Here’s a scenario you may have seen when a new manager got promoted at your company. See if you can identify the key mistakes this new manager made:
Sue just got promoted in an organization where hitting deadlines is a core value. The CEO believes deadlines are the key to excellence and that people who miss deadlines are lazy and disorganized. Right or wrong, that’s the culture, and Sue thrived in it. She never missed a deadline in her life.
Now, barely settled into her new office, she gets a visit from Don, a direct report with whom she shared a cubicle before her promotion. He says that a vendor let him down. A part will arrive a week late and he’s going to miss his deadline for a new product design.

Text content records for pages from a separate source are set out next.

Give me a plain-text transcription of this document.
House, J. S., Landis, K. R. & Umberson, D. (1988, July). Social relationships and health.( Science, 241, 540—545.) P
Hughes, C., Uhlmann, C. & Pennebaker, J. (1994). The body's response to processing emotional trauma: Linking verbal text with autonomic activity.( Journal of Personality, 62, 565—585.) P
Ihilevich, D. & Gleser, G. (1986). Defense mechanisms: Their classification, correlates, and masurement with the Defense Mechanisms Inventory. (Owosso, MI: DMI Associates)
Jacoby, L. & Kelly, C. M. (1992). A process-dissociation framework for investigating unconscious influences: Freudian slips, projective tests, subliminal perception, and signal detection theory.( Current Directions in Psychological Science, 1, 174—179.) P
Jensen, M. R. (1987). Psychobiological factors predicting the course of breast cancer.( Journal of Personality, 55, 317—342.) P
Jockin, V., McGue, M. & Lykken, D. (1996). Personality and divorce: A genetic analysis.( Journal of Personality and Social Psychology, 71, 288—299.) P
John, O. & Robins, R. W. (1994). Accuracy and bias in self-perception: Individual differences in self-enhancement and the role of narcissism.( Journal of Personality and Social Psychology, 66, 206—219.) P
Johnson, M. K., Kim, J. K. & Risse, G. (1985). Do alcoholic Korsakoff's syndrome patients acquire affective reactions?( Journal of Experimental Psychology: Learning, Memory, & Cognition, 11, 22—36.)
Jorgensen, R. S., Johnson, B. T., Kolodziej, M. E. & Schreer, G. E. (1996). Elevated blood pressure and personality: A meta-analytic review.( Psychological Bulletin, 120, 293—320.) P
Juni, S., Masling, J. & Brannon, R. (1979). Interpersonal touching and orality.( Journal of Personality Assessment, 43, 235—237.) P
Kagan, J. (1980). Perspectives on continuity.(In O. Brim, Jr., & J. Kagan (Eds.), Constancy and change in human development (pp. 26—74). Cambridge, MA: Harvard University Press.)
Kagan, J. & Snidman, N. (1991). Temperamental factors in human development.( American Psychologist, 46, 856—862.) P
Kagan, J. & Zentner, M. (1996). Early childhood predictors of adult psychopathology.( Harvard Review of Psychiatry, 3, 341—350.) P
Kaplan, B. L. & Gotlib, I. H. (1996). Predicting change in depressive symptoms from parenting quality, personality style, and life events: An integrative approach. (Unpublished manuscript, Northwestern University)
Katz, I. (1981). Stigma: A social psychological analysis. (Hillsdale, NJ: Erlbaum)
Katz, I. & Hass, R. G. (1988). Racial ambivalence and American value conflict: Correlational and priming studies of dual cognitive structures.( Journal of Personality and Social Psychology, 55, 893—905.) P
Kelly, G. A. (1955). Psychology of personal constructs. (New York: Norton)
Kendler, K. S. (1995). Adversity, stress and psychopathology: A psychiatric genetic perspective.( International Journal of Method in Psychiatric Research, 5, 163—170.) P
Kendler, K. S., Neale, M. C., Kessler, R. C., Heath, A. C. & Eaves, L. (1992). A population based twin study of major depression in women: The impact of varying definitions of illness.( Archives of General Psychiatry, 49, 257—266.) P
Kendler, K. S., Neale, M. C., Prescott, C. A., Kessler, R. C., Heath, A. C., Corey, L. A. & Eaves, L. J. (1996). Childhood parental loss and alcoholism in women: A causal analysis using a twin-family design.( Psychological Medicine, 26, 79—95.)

And Sue says, “That same vendor did that to me once, too. I’d like you to call them and find out if you can get the part any faster. Otherwise, the big boss is going to throw a fit.”
What went wrong?
You probably spotted some huge mistakes Sue made. Here are three:
- She empathized with Don, saying she understood his disappointment. Managers should never sympathize with poor performance.
- She softly suggested that Don pressure the vendor. That needed to be a strong directive with some teeth.
- She abdicated her own role as an authority figure by saying the CEO would be angry about the missed deadline (this was the biggest mistake of all).
Overall problem: Sue thinks she’s still “one of the guys.” She doesn’t realize that as a manager she’s on stage and that she needs to embody the values and culture of the organization.